The JAX Scholars Program supports outstanding postdoctoral associates as they pursue better understanding of mammalian biology and human disease. The Jackson Laboratory is proud to announce Lisa Wren, Ph.D., and Michael MacLean, Ph.D., as the 2023 JAX Scholars.
“All of our postdocs make meaningful contributions to the advancement of our understanding of the complex diseases impacting our family, friends, and neighbors,” says Meredith Theeman, Program Director of Postdoc and Predoc Education. “We are delighted to highlight the innovative research of Dr. MacLean and Dr. Wren, who are excellent examples of driven, curious scientists whose presence in the lab energizes their colleagues.”
Both Wren and MacLean observed gaps in their respective fields of interest. By developing thought-provoking questions and implementing new experimental designs, they have established themselves as future leaders in biomedical and biological research.
A scientist from scratch
Michael MacLean, Ph.D., is proud to call JAX home, although he never saw himself becoming a scientist. After taking a couple of years off in high school, MacLean eventually found himself drawn to the culinary arts. While mastering delicious dishes, MacLean decided his taste for nutrition was really a hunger for problem solving.
“I was really fascinated with understanding how things happen,” says MacLean. “Those introductory level classes to biology made me want to know more.”
MacLean is currently part of the Howell Laboratory investigating microglia, a rather mysterious type of immune cell located throughout the central nervous system, including in the retina and the brain. MacLean describes the microglia as the first line of defense responsible for cleaning up any debris generated by pathogens or wayward cellular processes.
Microglia are thought to play a role in the onset and progression of neurodegenerative diseases such as Alzheimer’s disease, as well as diabetic retinopathy and glaucoma. MacLean is particularly interested in how microglia contribute to these diseases with the added health stressors of obesity and diabetes. His most recent finding indicates there is hope for better therapies for diabetic retinopathy patients.
“We have found signs of diabetic retinopathy in a mouse model of metabolic syndrome. This is exciting as models for diabetic retinopathy are quite limited,” says MacLean. “We hope to further develop models to identify targets for treatment and to provide insight into how microglia influence this particular disease.”
MacLean continues to find inspiration from scientific literature and from bouncing ideas off his JAX colleagues. He is grateful to have the support to cook up some solutions for often overlooked stressors of human disease.
“At JAX, we have access to resources not necessarily accessible at other institutions, such as the diverse mouse strains,” he says. “Dr. Howell is a great mentor who helps foster creative new ideas, and I am looking forward to delving more into my research in the coming year.”
Heart of the community
Lisa Wren, Ph.D., has been interested in the cardiovascular system since the age of 18. With her early-stage love for the cardiovascular system, Wren began performing research in cardiac electrophysiology during her summer and winter breaks throughout college. Wren originally anticipated pursuing medical school to become a cardiologist, but found her heart was being pulled towards research.

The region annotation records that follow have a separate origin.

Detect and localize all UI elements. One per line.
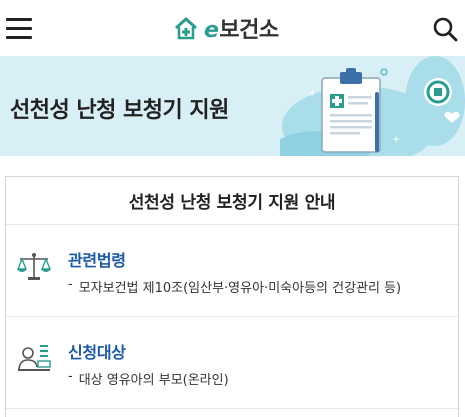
clipboard-health-illustration: + + <box>280 56 465 156</box>
info-card: 선천성 난청 보청기 지원 안내 관련법령 - 모자보건법 제10조(임산부·영… <box>5 176 459 417</box>
logo-prefix: e <box>204 18 219 43</box>
site-logo[interactable]: e보건소 <box>172 12 279 44</box>
bullet-dash: - <box>68 277 73 292</box>
bullet-dash: - <box>68 369 73 384</box>
scale-icon <box>16 253 52 280</box>
svg-text:+: + <box>308 88 316 99</box>
section-title: 신청대상 <box>68 343 126 362</box>
person-desk-icon <box>18 345 51 372</box>
section-item-text: 대상 영유아의 부모(온라인) <box>78 373 229 388</box>
house-cross-logo-icon <box>174 17 198 40</box>
card-title: 선천성 난청 보청기 지원 안내 <box>6 177 458 225</box>
menu-line <box>6 36 32 39</box>
logo-name: 보건소 <box>219 18 279 43</box>
svg-text:+: + <box>392 134 400 145</box>
logo-text: e보건소 <box>204 12 279 44</box>
hamburger-menu-icon[interactable] <box>4 14 34 42</box>
search-icon[interactable] <box>432 16 458 42</box>
section-item-text: 모자보건법 제10조(임산부·영유아·미숙아등의 건강관리 등) <box>78 281 402 296</box>
section-applicant: 신청대상 - 대상 영유아의 부모(온라인) <box>6 317 458 409</box>
top-header: e보건소 <box>0 0 465 56</box>
section-item: - 모자보건법 제10조(임산부·영유아·미숙아등의 건강관리 등) <box>68 277 401 296</box>
menu-line <box>6 27 32 30</box>
menu-line <box>6 18 32 21</box>
page-title: 선천성 난청 보청기 지원 <box>10 98 229 123</box>
section-related-law: 관련법령 - 모자보건법 제10조(임산부·영유아·미숙아등의 건강관리 등) <box>6 225 458 317</box>
section-title: 관련법령 <box>68 251 126 270</box>
section-item: - 대상 영유아의 부모(온라인) <box>68 369 229 388</box>
page-banner: 선천성 난청 보청기 지원 + + <box>0 56 465 156</box>
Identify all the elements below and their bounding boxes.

“While I enjoyed my time shadowing clinicians and working with patients, I found a love for the freedom to create scientific solutions to some of life’s toughest and most complex questions,” says Wren.
As a member of the Hinson Lab, Wren is part of a research group investigating the mechanisms of heart failure and potential therapies to treat it. Wren’s studies particularly focus on the cellular mechanisms of heart failure and inherited cardiovascular disorders. Through advanced proteomic techniques, she describes her work as unlocking how proteins interact with each other. Her research helps determine which interactions occur in healthy hearts versus those that contribute to heart disease.
“We are trying to understand how protein interactions change when a patient develops heart disease,” says Wren. “We use dilated cardiomyopathy and heart failure models to determine which proteins and their respective genes could be targeted for therapies down the road.”
Wren believes in the importance of scientific literacy and community outreach. As an active firefighter and emergency medical technician in South Windsor, Connecticut, she is heavily influenced by her experiences at the forefront of serious cardiovascular events.
“You can see how these cardiac events affect a patient and their family,” says Wren. “There is a need to spread information about heart health and the little changes you can do in your day to day that will improve your overall cardiac health. Being out there in the community really makes a difference in people’s lives, and that is what I care about.”
Staying at JAX is becoming an important part of Wren’s future career plan. She relishes the changes coming to the research field and patient care, specifically the impact genetic tools will soon make in the clinic. Wren finds hope in her work as the research community reaches the point when it is able to usher more effective therapies to the clinic.
“When I found Dr. Hinson, I was able to pursue the next steps of my cardiovascular work,” she says. “It has been a wonderful experience working with him and other members of the lab. The environment and resources here have made JAX the perfect match for me.”